There’s such a great story to the history of Atlas Comics. Atlas was only around for one short year in 1975, yet within that year they produced a wide array of comic books and black and white magazines covering all the different genres such as the Grim Ghost, Weird Tales of the Macabre, and The Hands of the Dragon. Atlas was able to bring together some of the best talents of the time, but unfortunately poor management and inexperienced editing led to the company’s demise. Fortunately these back issues can still be obtained like the one reviewed here, Planet of Vampires. It’s a fun read and is absolutely a creation of it’s time, being released in 1975. There’s definitely a “Planet of the Apes” and “Soylent Green” feel to the book which both released before this first issue.

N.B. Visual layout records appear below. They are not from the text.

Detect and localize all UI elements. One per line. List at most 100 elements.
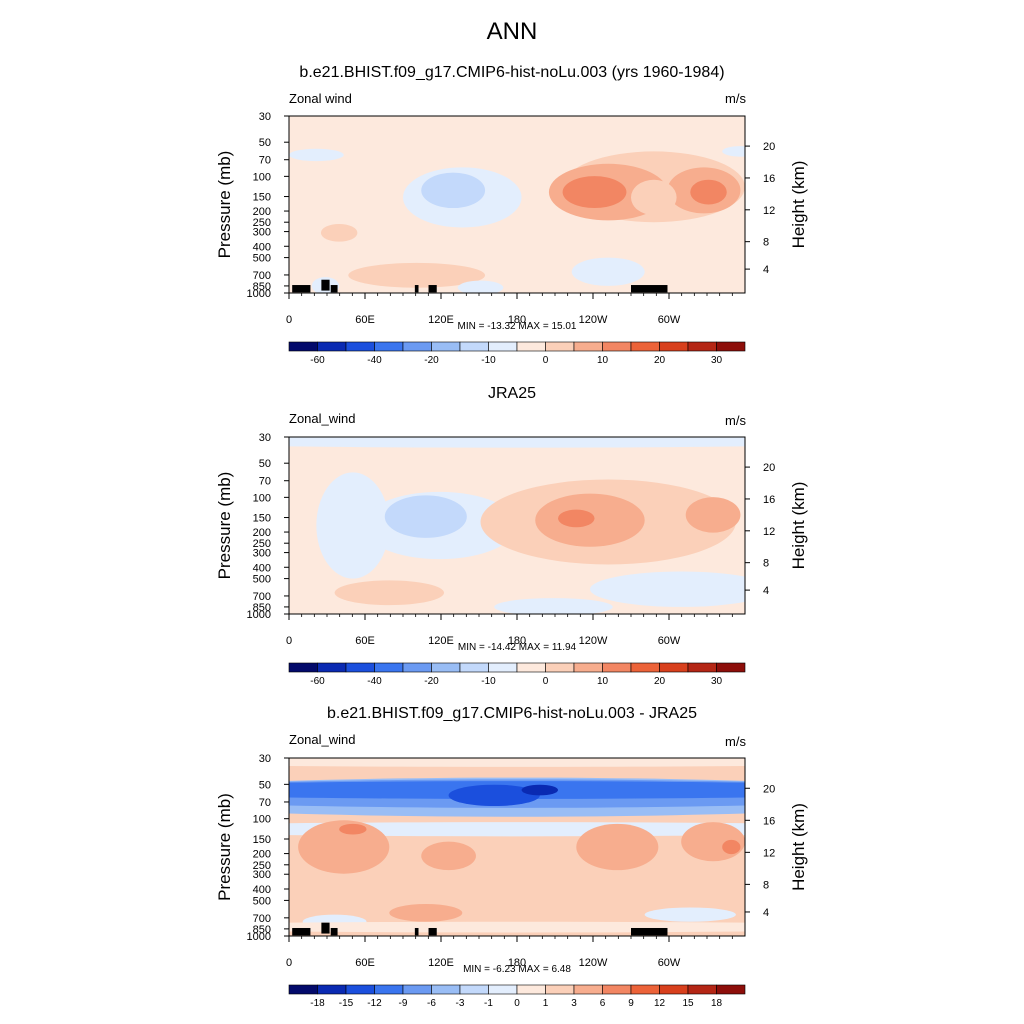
longitude-tick-label: 120E (428, 314, 454, 326)
colorbar-label: -20 (424, 355, 439, 366)
colorbar-swatch (431, 341, 461, 352)
pressure-tick-label: 850 (253, 281, 271, 293)
contour-region (298, 820, 390, 874)
panel-1-contour-field (289, 116, 745, 293)
colorbar-swatch (716, 984, 746, 995)
pressure-tick-label: 200 (253, 527, 271, 539)
height-tick-label: 8 (763, 237, 769, 249)
colorbar-label: 10 (597, 355, 609, 366)
height-tick-label: 4 (763, 264, 769, 276)
panel-2-title: JRA25 (487, 385, 537, 402)
contour-region (421, 172, 486, 209)
colorbar-label: 6 (600, 998, 606, 1009)
pressure-tick-label: 250 (253, 860, 271, 872)
pressure-tick-label: 200 (253, 849, 271, 861)
longitude-tick-label: 180 (508, 314, 526, 326)
contour-region (457, 280, 504, 293)
colorbar-swatch (630, 341, 660, 352)
contour-region (289, 437, 745, 448)
pressure-tick-label: 50 (259, 458, 271, 470)
colorbar-label: -3 (456, 998, 465, 1009)
colorbar-label: -40 (367, 676, 382, 687)
panel-1-title: b.e21.BHIST.f09_g17.CMIP6-hist-noLu.003 … (299, 64, 725, 81)
pressure-tick-label: 150 (253, 192, 271, 204)
pressure-tick-label: 30 (259, 111, 271, 123)
contour-region (644, 907, 736, 922)
contour-region (589, 571, 745, 607)
pressure-tick-label: 30 (259, 432, 271, 444)
colorbar-swatch (345, 662, 375, 673)
longitude-tick-label: 120E (428, 957, 454, 969)
colorbar-label: 0 (543, 676, 549, 687)
colorbar-swatch (288, 662, 318, 673)
longitude-tick-label: 60W (658, 957, 681, 969)
pressure-tick-label: 400 (253, 241, 271, 253)
colorbar-label: 15 (682, 998, 694, 1009)
contour-region (722, 839, 741, 855)
colorbar-swatch (431, 984, 461, 995)
contour-region (384, 495, 467, 538)
height-tick-label: 12 (763, 205, 775, 217)
panel-1-min-max: MIN = -13.32 MAX = 15.01 (457, 321, 577, 332)
contour-region (316, 472, 390, 579)
colorbar-label: -1 (484, 998, 493, 1009)
colorbar-label: -15 (339, 998, 354, 1009)
panel-3-pressure-axis-title: Pressure (mb) (215, 793, 234, 901)
pressure-tick-label: 50 (259, 137, 271, 149)
height-tick-label: 16 (763, 494, 775, 506)
longitude-tick-label: 120W (579, 957, 608, 969)
topography-mask (321, 922, 330, 934)
pressure-tick-label: 500 (253, 574, 271, 586)
contour-region (571, 257, 645, 286)
colorbar-swatch (687, 984, 717, 995)
contour-region (448, 784, 540, 807)
pressure-tick-label: 150 (253, 513, 271, 525)
pressure-tick-label: 70 (259, 797, 271, 809)
colorbar-swatch (630, 984, 660, 995)
panel-2-contour-field (289, 437, 745, 614)
colorbar-label: 20 (654, 355, 666, 366)
contour-region (722, 146, 745, 157)
height-tick-label: 20 (763, 783, 775, 795)
panel-2-units-label: m/s (725, 413, 746, 428)
contour-region (320, 223, 358, 242)
pressure-tick-label: 400 (253, 884, 271, 896)
longitude-tick-label: 120E (428, 635, 454, 647)
colorbar-swatch (659, 341, 689, 352)
height-tick-label: 8 (763, 879, 769, 891)
colorbar-swatch (374, 341, 404, 352)
longitude-tick-label: 0 (286, 957, 292, 969)
colorbar-label: 12 (654, 998, 666, 1009)
panel-3-colorbar: -18 -15 -12 -9 -6 -3 -1 0 1 3 6 9 12 15 18 (288, 984, 746, 1009)
pressure-tick-label: 1000 (247, 288, 271, 300)
colorbar-swatch (573, 984, 603, 995)
panel-3-height-axis-title: Height (km) (789, 803, 808, 891)
panel-2-colorbar: -60 -40 -20 -10 0 10 20 30 (288, 662, 746, 687)
panel-1-plot: 3050701001502002503004005007008501000201… (215, 111, 808, 366)
longitude-tick-label: 120W (579, 635, 608, 647)
panel-1-colorbar: -60 -40 -20 -10 0 10 20 30 (288, 341, 746, 366)
colorbar-swatch (488, 984, 518, 995)
longitude-tick-label: 60E (355, 635, 375, 647)
colorbar-label: 10 (597, 676, 609, 687)
colorbar-swatch (602, 984, 632, 995)
contour-region (289, 148, 344, 162)
height-tick-label: 4 (763, 907, 769, 919)
longitude-tick-label: 180 (508, 635, 526, 647)
panel-1-variable-label: Zonal wind (289, 91, 352, 106)
height-tick-label: 20 (763, 462, 775, 474)
panel-3-variable-label: Zonal_wind (289, 732, 356, 747)
height-tick-label: 20 (763, 141, 775, 153)
colorbar-swatch (317, 984, 347, 995)
panel-2-plot: 3050701001502002503004005007008501000201… (215, 432, 808, 687)
contour-region (562, 176, 627, 209)
pressure-tick-label: 700 (253, 591, 271, 603)
pressure-tick-label: 200 (253, 206, 271, 218)
topography-mask (292, 927, 311, 936)
topography-mask (330, 927, 338, 936)
figure-title: ANN (486, 18, 538, 45)
colorbar-swatch (459, 984, 489, 995)
colorbar-swatch (402, 984, 432, 995)
panel-1-height-axis-title: Height (km) (789, 161, 808, 249)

The cover alone begs you to read it as the heavily underrated Pat Broderick and the legendary Neal Adams contribute to the exciting science fiction image. Add in the rich logo at the top and this book would be hard to ignore when it first hit the stands almost forty years ago. Pat Broderick’s art continues on into the interiors. His art has a clean look to it and he’s tasked to draw a lot of different faces and characters throughout, each with their own distinct look. Even the colors stand out as the whites of the astronauts uniforms contrast nicely with the colorful science fiction and citywide landscapes.
Long-time comic writer Larry Hama tells the story of a group of astronauts on an expedition to the planet Mars return to earth after five years to find it in a much more different and horrific place. Gangs have taken over the streets, while those who live in one of the last bastions of science and civilization the Dome, fight for their survival. All is not what it seems as the astronauts head into the Dome leading to an exciting conclusion that sets the stage for the next issue. At times the scripting and dialogue can be eye-rolling, but considering the time I give Hama a pass. It’s an engaging and fun read, and if you can find the issue it’s definitely recommended. The series only lasted a short three issues due to the collapse of Atlas, but much like the rest of Atlas’ line, this is a high quality book with some talented creators at the helm.